Saturday, April 16, 2011

How to Deal With the Remorse Felt After an Affair



You made a solemn oath to your spouse, and for reasons that are known only to you, you betrayed it. You didn't only just betray your solemn word, but you also betrayed yourself, your marriage, and most important of all, you betrayed your wife. If you are a serial adulterer, would you show remorse, I doubt it, and you certainly wouldn't be reading this article. If you are reading this article then the chances are that what you did was a stupid mistake and now you're feeling remorse. You will not be feeling as bad as your spouse is, but you have to get yourself sorted as quickly as you can, so that you can help them to heal. So, how can you deal with the remorse you feel after your affair.

For your spouse to be able to heal, and for your marriage to survive, what you feel needs to be remorse and not guilt. Your spouse needs to know that your are truly sorry for what you have done, that you can take responsibility for what you have done, and most important of all that you can understand the terrible pain that you have caused them.

There are some individuals who seem incapable of dealing with, or acknowledging the remorse felt after an affair. Maybe they feel embarrassed and try to pretend that it never happened, which is like a massive slap in the face for their spouse. As the guilty party you will find it easier to get over with than your spouse will. Discovering and affair will put the betrayed souse through hell, and it can take many months before they are able to come to terms with it. If you don't feel remorse then you are saying that what your spouse is going through is of no account, and that can dramatically set back their healing.

You cannot hide behind empty excuses, trying to blame the affair on anyone or anything but you. You didn't have to have the affair, you could have just walked away. If things are bad at home then you talk to your spouse and try to work things out, you don't have and affair. Taking responsibility for your actions will help you to come to terms with what you did, and can start you on the path to redemption.

It doesn't matter who they are and how long you've known them, you have to cut the other person out of your life, and your spouse needs to hear you do it. As well as helping your spouse, this step will help you to move on from them and to re-commit to your wife and your marriage.
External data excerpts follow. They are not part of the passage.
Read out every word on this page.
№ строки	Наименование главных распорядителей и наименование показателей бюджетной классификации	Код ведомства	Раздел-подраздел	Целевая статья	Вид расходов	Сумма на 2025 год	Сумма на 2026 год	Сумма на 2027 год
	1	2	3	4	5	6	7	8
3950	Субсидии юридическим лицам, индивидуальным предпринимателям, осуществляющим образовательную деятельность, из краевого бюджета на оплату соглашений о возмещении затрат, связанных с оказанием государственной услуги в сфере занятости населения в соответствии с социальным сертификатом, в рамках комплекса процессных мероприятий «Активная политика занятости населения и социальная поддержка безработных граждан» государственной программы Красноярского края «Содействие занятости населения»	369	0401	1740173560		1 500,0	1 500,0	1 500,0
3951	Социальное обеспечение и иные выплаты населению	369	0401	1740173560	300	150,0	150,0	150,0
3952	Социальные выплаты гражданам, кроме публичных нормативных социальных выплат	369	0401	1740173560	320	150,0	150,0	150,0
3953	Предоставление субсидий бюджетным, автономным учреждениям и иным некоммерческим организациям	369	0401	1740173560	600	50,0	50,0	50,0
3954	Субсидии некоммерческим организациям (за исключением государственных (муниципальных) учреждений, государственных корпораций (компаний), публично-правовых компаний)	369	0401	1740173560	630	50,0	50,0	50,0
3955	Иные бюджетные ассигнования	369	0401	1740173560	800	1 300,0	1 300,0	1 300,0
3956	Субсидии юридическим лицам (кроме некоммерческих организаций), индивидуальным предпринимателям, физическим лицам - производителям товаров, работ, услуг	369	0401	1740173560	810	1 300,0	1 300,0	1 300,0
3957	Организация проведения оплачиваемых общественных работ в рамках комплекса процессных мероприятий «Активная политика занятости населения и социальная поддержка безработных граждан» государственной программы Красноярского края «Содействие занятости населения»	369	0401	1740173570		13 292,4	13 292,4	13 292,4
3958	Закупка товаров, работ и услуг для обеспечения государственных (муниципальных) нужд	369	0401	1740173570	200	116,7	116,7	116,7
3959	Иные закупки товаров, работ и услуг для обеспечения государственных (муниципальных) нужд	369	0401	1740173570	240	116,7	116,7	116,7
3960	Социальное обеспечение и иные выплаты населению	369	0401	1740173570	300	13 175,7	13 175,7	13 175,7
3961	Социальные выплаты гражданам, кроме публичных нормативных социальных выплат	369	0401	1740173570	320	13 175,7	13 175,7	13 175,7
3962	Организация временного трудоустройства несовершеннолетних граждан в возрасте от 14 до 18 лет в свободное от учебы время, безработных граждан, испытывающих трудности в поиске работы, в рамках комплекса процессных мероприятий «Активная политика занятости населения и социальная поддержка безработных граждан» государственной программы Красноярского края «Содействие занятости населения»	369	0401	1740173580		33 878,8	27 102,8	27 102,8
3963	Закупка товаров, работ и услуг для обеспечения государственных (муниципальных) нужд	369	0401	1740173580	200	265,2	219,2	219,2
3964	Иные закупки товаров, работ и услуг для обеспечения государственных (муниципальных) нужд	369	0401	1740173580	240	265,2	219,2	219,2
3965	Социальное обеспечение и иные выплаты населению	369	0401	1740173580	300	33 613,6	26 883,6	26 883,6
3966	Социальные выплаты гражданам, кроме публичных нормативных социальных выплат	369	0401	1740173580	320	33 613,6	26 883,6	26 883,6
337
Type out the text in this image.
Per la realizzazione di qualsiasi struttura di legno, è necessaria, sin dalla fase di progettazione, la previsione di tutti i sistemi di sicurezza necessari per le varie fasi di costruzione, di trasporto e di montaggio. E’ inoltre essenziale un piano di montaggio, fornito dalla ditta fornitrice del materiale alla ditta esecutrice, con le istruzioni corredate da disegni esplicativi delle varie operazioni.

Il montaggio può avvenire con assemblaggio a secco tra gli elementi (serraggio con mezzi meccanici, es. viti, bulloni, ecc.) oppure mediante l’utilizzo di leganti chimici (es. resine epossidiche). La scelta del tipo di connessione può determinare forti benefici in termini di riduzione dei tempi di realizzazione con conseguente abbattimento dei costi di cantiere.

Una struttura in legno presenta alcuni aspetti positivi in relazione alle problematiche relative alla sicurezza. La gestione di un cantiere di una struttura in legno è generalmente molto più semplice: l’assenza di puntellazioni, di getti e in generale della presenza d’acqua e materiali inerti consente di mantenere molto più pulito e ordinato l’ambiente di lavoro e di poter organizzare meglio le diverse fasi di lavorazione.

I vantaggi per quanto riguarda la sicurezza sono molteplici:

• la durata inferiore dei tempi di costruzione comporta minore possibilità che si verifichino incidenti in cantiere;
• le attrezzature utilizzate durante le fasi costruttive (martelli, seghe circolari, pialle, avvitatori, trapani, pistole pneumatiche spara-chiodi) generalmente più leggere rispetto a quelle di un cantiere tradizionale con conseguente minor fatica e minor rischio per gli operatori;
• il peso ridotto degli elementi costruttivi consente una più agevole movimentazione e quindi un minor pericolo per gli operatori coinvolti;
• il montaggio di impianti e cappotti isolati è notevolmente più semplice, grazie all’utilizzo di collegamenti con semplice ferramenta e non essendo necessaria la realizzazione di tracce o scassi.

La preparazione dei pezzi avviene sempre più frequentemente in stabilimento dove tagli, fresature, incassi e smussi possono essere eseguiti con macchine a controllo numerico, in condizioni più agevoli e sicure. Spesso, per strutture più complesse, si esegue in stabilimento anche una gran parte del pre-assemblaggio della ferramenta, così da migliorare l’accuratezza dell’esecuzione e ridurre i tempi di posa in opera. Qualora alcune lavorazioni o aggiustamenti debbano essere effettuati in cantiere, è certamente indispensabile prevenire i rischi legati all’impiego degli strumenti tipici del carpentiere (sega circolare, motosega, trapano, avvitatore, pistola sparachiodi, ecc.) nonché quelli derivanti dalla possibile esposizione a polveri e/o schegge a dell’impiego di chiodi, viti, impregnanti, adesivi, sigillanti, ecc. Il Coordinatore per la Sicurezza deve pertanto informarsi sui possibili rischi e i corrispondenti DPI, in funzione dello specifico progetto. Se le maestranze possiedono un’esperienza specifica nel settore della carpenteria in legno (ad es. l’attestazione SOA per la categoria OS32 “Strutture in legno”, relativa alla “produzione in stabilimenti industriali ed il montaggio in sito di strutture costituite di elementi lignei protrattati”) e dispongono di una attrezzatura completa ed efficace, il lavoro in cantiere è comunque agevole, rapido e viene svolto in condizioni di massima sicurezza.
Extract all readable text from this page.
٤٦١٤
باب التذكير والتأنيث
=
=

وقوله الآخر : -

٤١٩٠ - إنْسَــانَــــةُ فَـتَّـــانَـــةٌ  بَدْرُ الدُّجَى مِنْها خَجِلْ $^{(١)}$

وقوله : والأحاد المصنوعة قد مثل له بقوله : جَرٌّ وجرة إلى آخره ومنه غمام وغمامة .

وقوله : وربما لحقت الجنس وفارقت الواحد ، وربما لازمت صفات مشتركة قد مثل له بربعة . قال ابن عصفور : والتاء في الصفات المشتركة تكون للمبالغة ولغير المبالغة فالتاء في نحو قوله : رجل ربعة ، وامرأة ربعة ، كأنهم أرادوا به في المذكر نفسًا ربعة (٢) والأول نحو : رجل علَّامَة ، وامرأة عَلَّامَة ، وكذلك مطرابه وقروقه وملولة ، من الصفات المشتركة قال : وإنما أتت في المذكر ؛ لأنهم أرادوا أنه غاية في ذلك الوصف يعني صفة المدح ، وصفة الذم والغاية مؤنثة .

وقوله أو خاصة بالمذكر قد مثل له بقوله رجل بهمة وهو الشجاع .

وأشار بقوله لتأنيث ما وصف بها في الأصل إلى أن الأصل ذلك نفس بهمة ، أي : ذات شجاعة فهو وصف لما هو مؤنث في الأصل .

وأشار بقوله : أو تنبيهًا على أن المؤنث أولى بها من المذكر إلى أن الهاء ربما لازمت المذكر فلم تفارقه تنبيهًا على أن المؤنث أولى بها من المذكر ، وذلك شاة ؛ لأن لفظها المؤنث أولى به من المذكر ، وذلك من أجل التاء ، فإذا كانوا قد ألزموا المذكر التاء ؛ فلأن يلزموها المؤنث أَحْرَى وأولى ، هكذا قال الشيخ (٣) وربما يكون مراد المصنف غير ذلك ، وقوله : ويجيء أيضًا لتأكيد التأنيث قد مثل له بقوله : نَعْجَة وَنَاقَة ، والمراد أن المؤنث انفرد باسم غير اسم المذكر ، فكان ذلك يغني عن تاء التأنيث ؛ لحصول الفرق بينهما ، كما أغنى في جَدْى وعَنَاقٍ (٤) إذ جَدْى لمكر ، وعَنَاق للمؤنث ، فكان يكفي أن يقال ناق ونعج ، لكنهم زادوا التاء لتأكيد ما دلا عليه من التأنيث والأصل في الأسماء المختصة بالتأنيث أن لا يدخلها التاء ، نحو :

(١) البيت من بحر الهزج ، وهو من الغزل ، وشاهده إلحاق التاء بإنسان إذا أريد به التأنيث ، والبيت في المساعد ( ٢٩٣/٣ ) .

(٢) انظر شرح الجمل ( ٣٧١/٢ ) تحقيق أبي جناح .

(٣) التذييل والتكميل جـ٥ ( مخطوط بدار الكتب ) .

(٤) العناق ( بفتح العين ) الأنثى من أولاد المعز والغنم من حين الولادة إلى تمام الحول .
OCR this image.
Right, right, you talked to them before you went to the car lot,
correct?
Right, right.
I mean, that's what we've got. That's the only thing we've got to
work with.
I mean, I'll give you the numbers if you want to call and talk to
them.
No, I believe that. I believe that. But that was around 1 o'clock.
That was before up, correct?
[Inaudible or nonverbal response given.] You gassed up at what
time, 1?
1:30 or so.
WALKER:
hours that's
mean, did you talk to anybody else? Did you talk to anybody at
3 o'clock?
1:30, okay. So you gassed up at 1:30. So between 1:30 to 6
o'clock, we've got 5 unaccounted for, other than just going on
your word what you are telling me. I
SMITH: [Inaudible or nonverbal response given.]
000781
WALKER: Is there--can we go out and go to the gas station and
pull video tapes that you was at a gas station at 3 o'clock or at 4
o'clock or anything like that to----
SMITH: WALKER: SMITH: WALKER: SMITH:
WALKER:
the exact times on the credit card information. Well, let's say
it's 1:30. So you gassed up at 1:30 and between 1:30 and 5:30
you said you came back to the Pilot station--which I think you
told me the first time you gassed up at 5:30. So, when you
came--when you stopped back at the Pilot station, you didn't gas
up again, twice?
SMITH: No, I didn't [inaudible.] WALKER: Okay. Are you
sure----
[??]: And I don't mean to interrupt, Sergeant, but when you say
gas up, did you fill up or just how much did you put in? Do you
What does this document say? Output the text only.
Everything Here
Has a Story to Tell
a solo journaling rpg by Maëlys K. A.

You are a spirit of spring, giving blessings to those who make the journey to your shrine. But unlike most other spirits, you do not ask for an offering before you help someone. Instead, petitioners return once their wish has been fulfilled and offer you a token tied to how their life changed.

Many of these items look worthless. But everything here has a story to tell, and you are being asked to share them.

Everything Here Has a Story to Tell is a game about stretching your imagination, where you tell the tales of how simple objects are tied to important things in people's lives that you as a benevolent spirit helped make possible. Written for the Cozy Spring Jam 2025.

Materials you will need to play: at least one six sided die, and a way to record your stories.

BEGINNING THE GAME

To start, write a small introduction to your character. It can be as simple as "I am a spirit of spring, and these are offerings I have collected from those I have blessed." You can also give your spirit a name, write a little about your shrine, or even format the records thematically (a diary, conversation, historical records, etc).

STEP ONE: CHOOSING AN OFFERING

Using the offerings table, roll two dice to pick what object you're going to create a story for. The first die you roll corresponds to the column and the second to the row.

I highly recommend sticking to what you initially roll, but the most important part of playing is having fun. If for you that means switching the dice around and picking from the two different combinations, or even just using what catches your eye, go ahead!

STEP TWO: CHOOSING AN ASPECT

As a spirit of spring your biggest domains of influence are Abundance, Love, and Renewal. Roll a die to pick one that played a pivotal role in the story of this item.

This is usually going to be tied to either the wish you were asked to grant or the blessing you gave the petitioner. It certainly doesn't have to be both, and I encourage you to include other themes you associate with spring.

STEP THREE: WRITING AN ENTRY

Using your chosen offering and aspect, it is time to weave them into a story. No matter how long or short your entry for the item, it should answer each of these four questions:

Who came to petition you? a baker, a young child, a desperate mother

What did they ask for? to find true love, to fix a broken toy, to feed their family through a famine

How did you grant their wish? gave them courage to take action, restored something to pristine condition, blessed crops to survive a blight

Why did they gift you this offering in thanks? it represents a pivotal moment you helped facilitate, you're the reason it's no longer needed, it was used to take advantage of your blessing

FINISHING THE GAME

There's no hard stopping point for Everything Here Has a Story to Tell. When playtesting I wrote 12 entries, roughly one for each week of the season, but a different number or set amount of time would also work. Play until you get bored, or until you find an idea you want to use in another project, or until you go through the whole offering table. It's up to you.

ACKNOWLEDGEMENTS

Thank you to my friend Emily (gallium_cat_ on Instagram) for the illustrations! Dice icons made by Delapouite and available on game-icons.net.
Confession is supposed to be good for the soul and at some point you are going to have to tell your spouse everything that happened. The spouse will need to know, because if they don't know the details then their minds will keeping running through everything again and again, which is not a healthy way to live. While you had the affair you were burdening yourself with lies and deceit, this will be your opportunity to unburden yourself, and you should feel cleaner for doing it. If you are asked what happened then don't hold anything back for fear of hurting your spouse, they need to know, and it will look as if you are still hiding something.

In order to rehabilitate yourself and to deal with the remorse felt after an affair, you need to do penance for what you have done. You need to do whatever it takes to fix things between you and to win your spouses trust again. Doing this will reinforce just how sorry you are and that you are mature enough to accept the consequences of what you did. You need to become a complete open book to your spouse, they need to know everything about your day. If you are going to be late then tell them, if your routine has to suddenly change then tell them. Let them see your bank, credit card and phone statements. Given them full access to your emails, social media and phone. Prove that you can be trusted. I don't know how long this period will last for, it will take as long as it takes. Going through this will help you to understand that there are consequences to your actions, and it will slowly bring you closer to your spouse.

Your spouse will need your support and you have to be there for them. This is where you need to be strong. No matter what they say or scream at you have to accept it. Don't get defensive and don't shout back, you have to calm, comfort and assure them that you are there for them and that you are not leaving them.

How to deal with the remorse felt after and affair? You need to genuinely feel it and show it so that your spouse can heal. If you are truly sorry for what you have done then it will hurt you when you see what you have done to your spouse. You cannot spend your days wallowing in self-pity, you need to accept what you have done and work through it as quickly as you can because you have to support your spouse. If you want your marriage to survive then you have to help your spouse through this, and commit to this process, not matter how long it takes you have to be there for them. If you can both get through this then you can rebuild your marriage, wipe out the mistakes of the past and make it stronger than ever.